菊子はまさにそれだった。だが、身分は高いわけでもない。菊子の父の官位はいまひ
とつなのだ。
父・道信は言う。
「いいかい。君はあの聖帝のひ孫なのだよ。もちろんわしもそうだがね。だから君は
妃になるのだよ。わかったね」
菊子には意味不明なことを言っているようにしか聞こえないが、この時代これが普通
なのだ。
世は平安時代。あるひとつの氏族の男が権力をもっているのだ。どうやって権力を手にするのか。それは、自分の娘を帝の妃(后)にし、その娘が産んだ男子を次の帝にするというものだ。上流の貴族はほとんどの者がそれを目指していた。道信の官位はそれを目指すのには低すぎなのだが。
「はいはい。わかっておりますよ」
菊子はそう言って話をいつも切り上げる。
菊子は心の中でこう言っていた。
(夢を見るのもたいがいにしろ。クソ親父!)
菊子に父への敬意などはなからない。そもそも今の政の仕組みはおかしいのではないか。それに乗っかろうとする父も父だと。

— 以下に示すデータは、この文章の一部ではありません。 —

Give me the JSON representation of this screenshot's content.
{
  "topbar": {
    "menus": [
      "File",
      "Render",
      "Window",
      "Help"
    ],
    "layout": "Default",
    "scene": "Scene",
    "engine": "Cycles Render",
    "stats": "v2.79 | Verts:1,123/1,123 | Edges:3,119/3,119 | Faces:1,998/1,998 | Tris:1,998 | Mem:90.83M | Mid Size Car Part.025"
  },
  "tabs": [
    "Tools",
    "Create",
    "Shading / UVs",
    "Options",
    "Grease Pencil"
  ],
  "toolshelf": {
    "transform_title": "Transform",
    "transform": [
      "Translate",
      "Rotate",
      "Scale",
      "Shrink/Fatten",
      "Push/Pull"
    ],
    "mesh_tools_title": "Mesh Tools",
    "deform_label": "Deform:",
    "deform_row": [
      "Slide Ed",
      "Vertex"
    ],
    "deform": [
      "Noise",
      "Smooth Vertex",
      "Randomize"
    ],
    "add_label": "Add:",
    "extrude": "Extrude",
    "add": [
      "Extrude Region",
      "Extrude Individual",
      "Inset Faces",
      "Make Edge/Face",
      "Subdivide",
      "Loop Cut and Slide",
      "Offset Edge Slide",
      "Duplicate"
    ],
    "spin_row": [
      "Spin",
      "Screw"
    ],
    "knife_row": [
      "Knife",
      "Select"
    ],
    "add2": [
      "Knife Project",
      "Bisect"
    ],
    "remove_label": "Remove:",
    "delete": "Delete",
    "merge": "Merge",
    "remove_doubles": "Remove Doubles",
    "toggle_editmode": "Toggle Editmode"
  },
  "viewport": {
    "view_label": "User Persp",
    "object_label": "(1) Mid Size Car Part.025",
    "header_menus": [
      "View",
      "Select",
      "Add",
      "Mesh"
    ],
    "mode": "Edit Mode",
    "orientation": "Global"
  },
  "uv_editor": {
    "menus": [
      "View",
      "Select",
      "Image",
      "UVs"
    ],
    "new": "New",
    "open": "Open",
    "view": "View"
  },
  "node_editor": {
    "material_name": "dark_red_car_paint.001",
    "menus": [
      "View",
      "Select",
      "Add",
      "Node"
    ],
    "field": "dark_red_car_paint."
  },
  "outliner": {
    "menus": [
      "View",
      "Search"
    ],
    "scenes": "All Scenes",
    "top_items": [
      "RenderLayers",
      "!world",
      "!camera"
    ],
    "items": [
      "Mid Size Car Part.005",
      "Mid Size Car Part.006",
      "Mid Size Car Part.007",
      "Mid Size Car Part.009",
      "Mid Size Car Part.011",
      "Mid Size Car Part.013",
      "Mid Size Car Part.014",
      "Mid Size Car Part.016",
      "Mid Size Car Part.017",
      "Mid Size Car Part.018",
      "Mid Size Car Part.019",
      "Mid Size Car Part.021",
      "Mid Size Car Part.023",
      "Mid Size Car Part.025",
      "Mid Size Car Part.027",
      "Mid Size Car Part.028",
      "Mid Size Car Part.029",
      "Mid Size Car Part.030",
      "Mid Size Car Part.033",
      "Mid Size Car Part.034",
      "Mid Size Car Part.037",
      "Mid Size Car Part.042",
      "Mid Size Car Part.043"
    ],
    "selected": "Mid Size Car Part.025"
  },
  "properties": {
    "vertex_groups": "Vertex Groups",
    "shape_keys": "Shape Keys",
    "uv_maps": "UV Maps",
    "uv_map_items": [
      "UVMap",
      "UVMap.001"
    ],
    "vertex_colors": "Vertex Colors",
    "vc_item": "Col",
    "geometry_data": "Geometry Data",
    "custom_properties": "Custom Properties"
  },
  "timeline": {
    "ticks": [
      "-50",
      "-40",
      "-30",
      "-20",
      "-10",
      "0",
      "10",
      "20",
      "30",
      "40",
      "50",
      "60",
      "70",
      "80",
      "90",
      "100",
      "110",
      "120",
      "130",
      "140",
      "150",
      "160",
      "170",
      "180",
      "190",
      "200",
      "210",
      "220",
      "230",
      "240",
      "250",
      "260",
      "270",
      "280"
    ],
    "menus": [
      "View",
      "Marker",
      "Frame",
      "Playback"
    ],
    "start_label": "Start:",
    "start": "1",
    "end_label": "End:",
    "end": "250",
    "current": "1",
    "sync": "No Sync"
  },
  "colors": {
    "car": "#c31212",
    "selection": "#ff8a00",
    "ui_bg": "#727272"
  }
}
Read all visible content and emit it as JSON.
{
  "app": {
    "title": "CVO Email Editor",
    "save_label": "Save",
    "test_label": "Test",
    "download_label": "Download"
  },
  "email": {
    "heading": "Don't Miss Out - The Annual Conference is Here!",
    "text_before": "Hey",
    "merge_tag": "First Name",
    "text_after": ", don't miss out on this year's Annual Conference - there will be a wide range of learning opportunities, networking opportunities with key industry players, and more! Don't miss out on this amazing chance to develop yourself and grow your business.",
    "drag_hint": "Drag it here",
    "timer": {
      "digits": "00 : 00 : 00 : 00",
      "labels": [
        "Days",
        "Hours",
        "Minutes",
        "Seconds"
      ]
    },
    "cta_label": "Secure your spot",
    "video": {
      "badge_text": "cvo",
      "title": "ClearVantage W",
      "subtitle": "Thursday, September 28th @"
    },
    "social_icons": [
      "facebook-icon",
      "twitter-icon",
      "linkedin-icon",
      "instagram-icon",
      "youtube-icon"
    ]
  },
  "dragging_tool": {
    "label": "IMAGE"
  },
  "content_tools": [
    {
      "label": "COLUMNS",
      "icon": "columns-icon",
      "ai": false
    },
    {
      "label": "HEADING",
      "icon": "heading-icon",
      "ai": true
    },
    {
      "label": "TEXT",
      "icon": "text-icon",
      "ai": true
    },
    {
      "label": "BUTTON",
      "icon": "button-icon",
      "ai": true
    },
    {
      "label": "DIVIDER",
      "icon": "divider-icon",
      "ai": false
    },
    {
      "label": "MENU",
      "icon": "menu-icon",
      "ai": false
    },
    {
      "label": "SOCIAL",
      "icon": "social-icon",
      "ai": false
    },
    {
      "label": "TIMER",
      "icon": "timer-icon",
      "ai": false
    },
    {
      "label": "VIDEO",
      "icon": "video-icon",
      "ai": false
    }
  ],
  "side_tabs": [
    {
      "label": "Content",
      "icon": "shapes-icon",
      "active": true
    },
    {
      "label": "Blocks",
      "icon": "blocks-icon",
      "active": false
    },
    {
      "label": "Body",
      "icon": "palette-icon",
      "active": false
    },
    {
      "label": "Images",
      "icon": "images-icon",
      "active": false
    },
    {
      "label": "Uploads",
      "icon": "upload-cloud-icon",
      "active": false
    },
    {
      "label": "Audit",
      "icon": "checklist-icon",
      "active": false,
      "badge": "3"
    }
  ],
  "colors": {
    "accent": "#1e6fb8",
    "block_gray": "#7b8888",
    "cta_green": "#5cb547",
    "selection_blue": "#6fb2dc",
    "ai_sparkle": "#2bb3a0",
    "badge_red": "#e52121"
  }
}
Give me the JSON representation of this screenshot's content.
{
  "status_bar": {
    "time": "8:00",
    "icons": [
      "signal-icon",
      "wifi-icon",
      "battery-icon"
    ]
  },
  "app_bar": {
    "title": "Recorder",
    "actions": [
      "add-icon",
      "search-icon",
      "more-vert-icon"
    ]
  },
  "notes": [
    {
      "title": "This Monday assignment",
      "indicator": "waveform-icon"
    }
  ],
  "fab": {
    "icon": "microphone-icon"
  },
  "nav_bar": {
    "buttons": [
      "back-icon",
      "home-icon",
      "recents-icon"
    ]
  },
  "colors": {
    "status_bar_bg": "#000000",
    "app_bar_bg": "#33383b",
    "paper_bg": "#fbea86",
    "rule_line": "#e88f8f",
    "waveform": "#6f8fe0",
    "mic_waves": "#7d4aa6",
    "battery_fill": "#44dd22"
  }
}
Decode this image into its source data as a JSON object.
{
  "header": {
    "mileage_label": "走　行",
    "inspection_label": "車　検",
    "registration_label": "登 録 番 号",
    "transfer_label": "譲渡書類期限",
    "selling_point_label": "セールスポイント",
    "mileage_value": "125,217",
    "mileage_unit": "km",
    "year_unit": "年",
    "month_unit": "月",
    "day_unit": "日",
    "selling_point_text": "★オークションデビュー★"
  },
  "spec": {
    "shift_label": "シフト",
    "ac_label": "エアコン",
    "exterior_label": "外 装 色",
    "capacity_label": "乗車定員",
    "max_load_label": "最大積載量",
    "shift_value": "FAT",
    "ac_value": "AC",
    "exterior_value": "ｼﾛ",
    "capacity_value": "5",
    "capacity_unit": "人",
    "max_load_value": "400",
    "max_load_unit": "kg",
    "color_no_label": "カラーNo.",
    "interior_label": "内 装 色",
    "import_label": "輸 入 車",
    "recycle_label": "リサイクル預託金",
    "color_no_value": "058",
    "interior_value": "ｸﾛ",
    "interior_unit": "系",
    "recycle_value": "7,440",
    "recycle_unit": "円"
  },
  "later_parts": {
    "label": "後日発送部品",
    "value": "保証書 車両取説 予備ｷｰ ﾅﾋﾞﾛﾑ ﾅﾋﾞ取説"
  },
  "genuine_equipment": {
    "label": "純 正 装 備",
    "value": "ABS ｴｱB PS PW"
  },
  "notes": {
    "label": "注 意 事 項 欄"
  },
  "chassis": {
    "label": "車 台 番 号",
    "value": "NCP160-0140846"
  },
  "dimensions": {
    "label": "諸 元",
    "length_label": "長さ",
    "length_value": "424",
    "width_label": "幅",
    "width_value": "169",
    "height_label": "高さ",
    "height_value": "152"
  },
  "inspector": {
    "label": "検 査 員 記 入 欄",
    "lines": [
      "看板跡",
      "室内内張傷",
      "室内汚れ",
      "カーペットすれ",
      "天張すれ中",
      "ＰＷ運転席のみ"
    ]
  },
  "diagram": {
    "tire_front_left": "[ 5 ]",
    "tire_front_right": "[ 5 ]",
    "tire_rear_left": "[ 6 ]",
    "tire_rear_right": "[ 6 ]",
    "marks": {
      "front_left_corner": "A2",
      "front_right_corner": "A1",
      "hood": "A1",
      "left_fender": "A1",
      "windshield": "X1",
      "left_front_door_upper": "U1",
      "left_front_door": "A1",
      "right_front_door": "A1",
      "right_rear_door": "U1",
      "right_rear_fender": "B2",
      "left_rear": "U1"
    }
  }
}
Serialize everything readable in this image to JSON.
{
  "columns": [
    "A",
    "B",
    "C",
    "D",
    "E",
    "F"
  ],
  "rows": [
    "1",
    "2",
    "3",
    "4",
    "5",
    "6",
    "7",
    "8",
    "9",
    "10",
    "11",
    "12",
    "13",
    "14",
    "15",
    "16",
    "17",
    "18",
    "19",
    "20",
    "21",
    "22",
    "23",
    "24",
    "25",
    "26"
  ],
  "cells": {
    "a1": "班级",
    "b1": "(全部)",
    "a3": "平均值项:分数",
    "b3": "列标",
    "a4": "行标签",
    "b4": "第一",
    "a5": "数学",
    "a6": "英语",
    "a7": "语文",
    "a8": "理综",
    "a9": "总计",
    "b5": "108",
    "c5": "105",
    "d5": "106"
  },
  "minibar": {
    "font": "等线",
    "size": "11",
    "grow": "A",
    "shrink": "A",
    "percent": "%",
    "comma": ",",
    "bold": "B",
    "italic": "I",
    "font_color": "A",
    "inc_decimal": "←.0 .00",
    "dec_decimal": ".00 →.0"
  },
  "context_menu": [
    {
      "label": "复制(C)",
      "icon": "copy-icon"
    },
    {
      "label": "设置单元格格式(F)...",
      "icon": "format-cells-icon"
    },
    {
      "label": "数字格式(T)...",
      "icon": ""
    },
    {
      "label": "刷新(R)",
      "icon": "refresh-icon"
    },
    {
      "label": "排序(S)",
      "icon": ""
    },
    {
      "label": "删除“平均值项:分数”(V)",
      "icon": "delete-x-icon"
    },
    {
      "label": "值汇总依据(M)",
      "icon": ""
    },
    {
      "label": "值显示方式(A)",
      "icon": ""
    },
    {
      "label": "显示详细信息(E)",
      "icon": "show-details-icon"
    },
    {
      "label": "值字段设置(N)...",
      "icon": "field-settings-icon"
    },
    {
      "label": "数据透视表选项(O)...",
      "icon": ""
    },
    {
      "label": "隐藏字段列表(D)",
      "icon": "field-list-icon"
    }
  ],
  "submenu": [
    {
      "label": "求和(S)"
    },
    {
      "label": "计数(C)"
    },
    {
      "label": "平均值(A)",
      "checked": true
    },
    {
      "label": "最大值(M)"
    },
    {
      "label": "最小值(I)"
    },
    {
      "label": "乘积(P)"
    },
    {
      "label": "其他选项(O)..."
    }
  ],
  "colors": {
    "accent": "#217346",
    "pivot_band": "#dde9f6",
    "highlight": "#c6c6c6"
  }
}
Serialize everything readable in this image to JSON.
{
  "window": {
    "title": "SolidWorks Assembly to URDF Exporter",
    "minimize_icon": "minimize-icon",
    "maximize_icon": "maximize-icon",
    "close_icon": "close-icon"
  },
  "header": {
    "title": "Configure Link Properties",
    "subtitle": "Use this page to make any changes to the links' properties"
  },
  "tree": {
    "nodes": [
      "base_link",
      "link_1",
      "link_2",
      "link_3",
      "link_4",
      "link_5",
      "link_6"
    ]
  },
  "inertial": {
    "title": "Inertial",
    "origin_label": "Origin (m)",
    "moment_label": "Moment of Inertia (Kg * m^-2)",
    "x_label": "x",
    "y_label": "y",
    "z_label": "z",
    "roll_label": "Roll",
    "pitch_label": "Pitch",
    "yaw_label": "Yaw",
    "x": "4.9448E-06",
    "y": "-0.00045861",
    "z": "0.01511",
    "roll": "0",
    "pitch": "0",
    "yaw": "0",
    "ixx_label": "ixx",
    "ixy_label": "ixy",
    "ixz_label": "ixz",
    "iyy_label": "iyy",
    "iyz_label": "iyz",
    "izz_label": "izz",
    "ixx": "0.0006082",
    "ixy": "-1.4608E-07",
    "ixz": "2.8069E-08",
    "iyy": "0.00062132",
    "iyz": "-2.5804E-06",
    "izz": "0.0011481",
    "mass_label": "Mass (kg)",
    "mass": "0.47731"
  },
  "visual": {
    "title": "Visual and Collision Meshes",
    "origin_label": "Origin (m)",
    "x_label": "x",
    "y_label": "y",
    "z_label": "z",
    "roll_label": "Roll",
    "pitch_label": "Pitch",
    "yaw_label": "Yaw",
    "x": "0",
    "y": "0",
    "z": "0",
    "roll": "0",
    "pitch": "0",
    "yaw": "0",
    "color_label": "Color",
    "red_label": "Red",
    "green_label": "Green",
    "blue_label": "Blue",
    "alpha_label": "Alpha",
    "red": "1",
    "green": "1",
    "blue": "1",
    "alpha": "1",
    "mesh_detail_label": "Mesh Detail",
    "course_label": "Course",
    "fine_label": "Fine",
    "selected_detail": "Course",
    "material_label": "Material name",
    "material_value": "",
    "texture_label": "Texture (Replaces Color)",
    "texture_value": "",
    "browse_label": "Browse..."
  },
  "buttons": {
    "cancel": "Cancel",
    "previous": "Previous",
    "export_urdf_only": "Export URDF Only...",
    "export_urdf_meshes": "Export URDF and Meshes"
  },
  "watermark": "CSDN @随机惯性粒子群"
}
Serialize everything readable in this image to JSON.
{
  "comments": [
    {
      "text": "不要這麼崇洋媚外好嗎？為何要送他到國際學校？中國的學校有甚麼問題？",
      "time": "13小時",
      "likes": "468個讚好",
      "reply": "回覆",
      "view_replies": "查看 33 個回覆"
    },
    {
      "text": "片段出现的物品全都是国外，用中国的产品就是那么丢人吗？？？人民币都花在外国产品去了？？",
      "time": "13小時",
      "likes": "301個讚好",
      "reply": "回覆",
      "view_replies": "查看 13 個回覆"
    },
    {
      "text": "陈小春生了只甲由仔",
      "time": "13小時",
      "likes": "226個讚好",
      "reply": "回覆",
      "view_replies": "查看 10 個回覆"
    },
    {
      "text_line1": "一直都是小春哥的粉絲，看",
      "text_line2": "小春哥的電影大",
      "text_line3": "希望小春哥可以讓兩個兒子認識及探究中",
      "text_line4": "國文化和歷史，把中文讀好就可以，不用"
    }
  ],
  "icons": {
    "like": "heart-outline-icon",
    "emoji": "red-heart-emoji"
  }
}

真逆といっていい父子だが、ひとつだけ共通点があった。それは美貌である。
菊子は自分の背丈より長い見事な黒髪をもっている。
顔立ちは整っている。切れ長の目は知的さを醸し出している。鼻の形はよく唇は赤く健康的。そんなにも美しいというのに彼女はそれに無頓着だ。それでは宝の持ち腐れだが、外の者にめったに顔をみせない貴族女性の菊子は自らの美に気づく機会がない。
菊子がいつも着ている着物は有名な十二単ではない。そんなに重い着物を毎日着ていては体がつぶれてしまう。普段着である袿姿で過ごしている。
そんな菊子は自分があこがれてもいなかった世界に足をふみいれることとなる。